1

My website has pages and other content with UTF-8 encoding. For HTML, setting the encoding in a meta tag is no problem. However, I also have raw text files with UTF-8 encoding that aren't displayed correctly, such as appearing as ×. I've considered adding a byte-order mark at the start of such files, but I'd prefer not to since they aren't always well supported. I followed the instructions in this other question, but it had no effect. This is the HTTP response header:

HTTP/1.1 200 OK
Date: Sat, 12 Aug 2017 15:41:04 GMT
Server: Apache/2.4.10 (Debian)
Last-Modified: Wed, 09 Aug 2017 19:24:33 GMT
ETag: "c04c-5565707a34966"
Accept-Ranges: bytes
Content-Length: 49228
Keep-Alive: timeout=5, max=100
Connection: Keep-Alive

I was hoping to see Content-Type: text/plain; charset=utf-8. How can I get reliable UTF-8 encoding for these URIs?

Brent
  • 130
  • 1
  • 1
  • 8
  • The right answer here is `AddType`, since Apache won't send a Content-Type if it doesn't recognise the type, and `AddDefaultCharset`/`AddCharset`/etc are then irrelevant.
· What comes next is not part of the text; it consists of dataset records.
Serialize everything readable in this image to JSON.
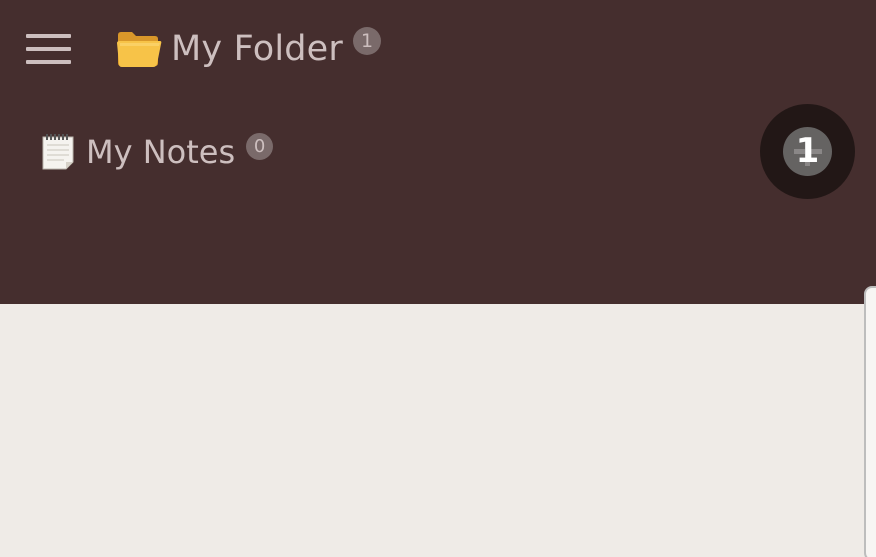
{
  "header": {
    "title": "My Folder",
    "title_badge": "1",
    "menu_icon": "hamburger-menu-icon",
    "folder_icon": "folder-icon"
  },
  "notes": {
    "label": "My Notes",
    "badge": "0",
    "icon": "notepad-icon"
  },
  "fab": {
    "icon": "plus-icon",
    "step_marker": "1"
  },
  "colors": {
    "header_bg": "#452e2e",
    "content_bg": "#efebe7",
    "text": "#cdbfbf",
    "fab_bg": "#221716"
  }
}
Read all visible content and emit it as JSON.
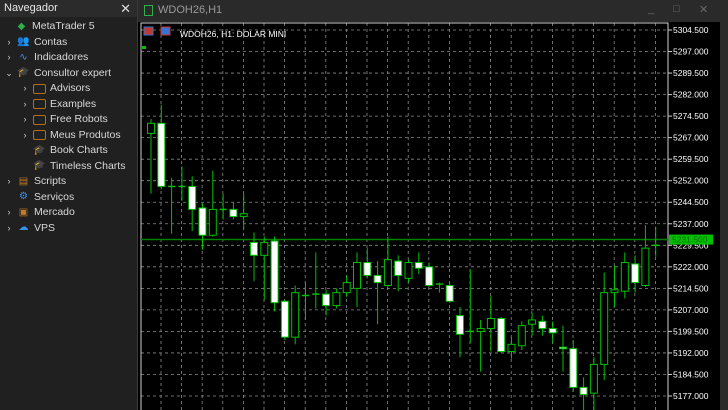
{
  "navigator": {
    "title": "Navegador",
    "items": [
      {
        "label": "MetaTrader 5",
        "icon": "metatrader-logo-icon",
        "level": 0,
        "arrow": ""
      },
      {
        "label": "Contas",
        "icon": "accounts-icon",
        "level": 1,
        "arrow": "›"
      },
      {
        "label": "Indicadores",
        "icon": "indicators-icon",
        "level": 1,
        "arrow": "›"
      },
      {
        "label": "Consultor expert",
        "icon": "expert-advisor-icon",
        "level": 1,
        "arrow": "⌄"
      },
      {
        "label": "Advisors",
        "icon": "folder-icon",
        "level": 2,
        "arrow": "›"
      },
      {
        "label": "Examples",
        "icon": "folder-icon",
        "level": 2,
        "arrow": "›"
      },
      {
        "label": "Free Robots",
        "icon": "folder-icon",
        "level": 2,
        "arrow": "›"
      },
      {
        "label": "Meus Produtos",
        "icon": "folder-icon",
        "level": 2,
        "arrow": "›"
      },
      {
        "label": "Book Charts",
        "icon": "expert-advisor-icon",
        "level": 2,
        "arrow": ""
      },
      {
        "label": "Timeless Charts",
        "icon": "expert-advisor-icon",
        "level": 2,
        "arrow": ""
      },
      {
        "label": "Scripts",
        "icon": "script-icon",
        "level": 1,
        "arrow": "›"
      },
      {
        "label": "Serviços",
        "icon": "services-icon",
        "level": 1,
        "arrow": ""
      },
      {
        "label": "Mercado",
        "icon": "market-bag-icon",
        "level": 1,
        "arrow": "›"
      },
      {
        "label": "VPS",
        "icon": "cloud-icon",
        "level": 1,
        "arrow": "›"
      }
    ]
  },
  "chart_window": {
    "title": "WDOH26,H1",
    "symbol_label": "WDOH26, H1:  DOLAR MINI",
    "minimize": "_",
    "maximize": "□",
    "close": "✕"
  },
  "colors": {
    "bull": "#00c000",
    "bear_fill": "#ffffff",
    "grid": "#8a8a8a",
    "bid_line": "#008000",
    "bid_label": "#00c000"
  },
  "chart_data": {
    "type": "candlestick",
    "symbol": "WDOH26",
    "timeframe": "H1",
    "ylim": [
      5177.0,
      5304.5
    ],
    "y_ticks": [
      "5304.500",
      "5297.000",
      "5289.500",
      "5282.000",
      "5274.500",
      "5267.000",
      "5259.500",
      "5252.000",
      "5244.500",
      "5237.000",
      "5229.500",
      "5222.000",
      "5214.500",
      "5207.000",
      "5199.500",
      "5192.000",
      "5184.500",
      "5177.000"
    ],
    "current_price": "5231.500",
    "ohlc": [
      [
        5268.5,
        5273.5,
        5247.5,
        5272
      ],
      [
        5272,
        5278.5,
        5249,
        5250
      ],
      [
        5250,
        5253,
        5233.5,
        5250
      ],
      [
        5250,
        5257,
        5245,
        5250
      ],
      [
        5250,
        5253.5,
        5234.5,
        5242
      ],
      [
        5242.5,
        5244,
        5228,
        5233
      ],
      [
        5233,
        5255.5,
        5232.5,
        5242
      ],
      [
        5242,
        5247.5,
        5238.5,
        5242
      ],
      [
        5242,
        5244.5,
        5238.5,
        5239.5
      ],
      [
        5239.5,
        5247.5,
        5235,
        5240.5
      ],
      [
        5230.5,
        5234,
        5217,
        5226
      ],
      [
        5226,
        5232.5,
        5210.5,
        5230.5
      ],
      [
        5231,
        5232.5,
        5206.5,
        5209.5
      ],
      [
        5210,
        5210.5,
        5196.5,
        5197.5
      ],
      [
        5197.5,
        5215.5,
        5195,
        5213
      ],
      [
        5212,
        5216.5,
        5203.5,
        5212
      ],
      [
        5212.5,
        5227,
        5207.5,
        5212.5
      ],
      [
        5212.5,
        5214,
        5205,
        5208.5
      ],
      [
        5208.5,
        5214.5,
        5207.5,
        5213
      ],
      [
        5213,
        5219,
        5211.5,
        5216.5
      ],
      [
        5214.5,
        5227,
        5208,
        5223.5
      ],
      [
        5223.5,
        5228.5,
        5218,
        5219
      ],
      [
        5219,
        5224,
        5202,
        5216.5
      ],
      [
        5215.5,
        5232.5,
        5215,
        5224.5
      ],
      [
        5224,
        5226,
        5213.5,
        5219
      ],
      [
        5218,
        5224.5,
        5216.5,
        5223.5
      ],
      [
        5223.5,
        5227,
        5219.5,
        5221.5
      ],
      [
        5222,
        5223.5,
        5215,
        5215.5
      ],
      [
        5216,
        5216.5,
        5213,
        5216
      ],
      [
        5215.5,
        5216.5,
        5209.5,
        5210
      ],
      [
        5205,
        5208,
        5190.5,
        5198.5
      ],
      [
        5199.5,
        5221,
        5195.5,
        5199.5
      ],
      [
        5199.5,
        5203.5,
        5185.5,
        5200.5
      ],
      [
        5200.5,
        5212,
        5192.5,
        5204
      ],
      [
        5204,
        5204.5,
        5192,
        5192.5
      ],
      [
        5192.5,
        5197.5,
        5190,
        5195
      ],
      [
        5194.5,
        5203,
        5193,
        5201.5
      ],
      [
        5202,
        5206,
        5198,
        5203.5
      ],
      [
        5203,
        5205,
        5198,
        5200.5
      ],
      [
        5200.5,
        5203,
        5195.5,
        5199
      ],
      [
        5194,
        5201.5,
        5185.5,
        5193.5
      ],
      [
        5193.5,
        5196.5,
        5178.5,
        5180
      ],
      [
        5180,
        5183.5,
        5172,
        5177.5
      ],
      [
        5178,
        5190.5,
        5172,
        5188
      ],
      [
        5188,
        5220,
        5182.5,
        5213
      ],
      [
        5213,
        5222.5,
        5208,
        5214
      ],
      [
        5213.5,
        5227,
        5211,
        5223.5
      ],
      [
        5223,
        5226,
        5213,
        5216.5
      ],
      [
        5215.5,
        5236.5,
        5215,
        5228.5
      ],
      [
        5229.5,
        5236,
        5225.5,
        5229.5
      ]
    ]
  }
}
You should unaccept the accepted answer, which is wrong, and add your own answer. – EML Jan 28 '20 at 10:21
  • The 'AddDefaultCharset' / 'AddCharset' would still be necessary, right? If so, I'm more inclined to suggest an edit to the currently accepted answer. – Brent Jan 29 '20 at 17:34
  • I suspect that `AddDefaultCharset utf-8` is already in the Apache config for most or all recent releases, but you do need to check that it's there, and add it if not. I said `AddType` is the right answer because Apache has no idea what to do without it, and it will probably just work with it (ie. if there's already an `AddDefaultCharset`). Up to you what to do, but anybody coming here for an answer has to read all the comments and make the connections from the missing content-type. – EML Jan 29 '20 at 17:51
  • Okay. I've created a new answer and marked it as the solution. – Brent Jan 29 '20 at 19:41

2 Answers2

8

Content-Type is not sent for 304 Modified responses because there is no content body for such a response.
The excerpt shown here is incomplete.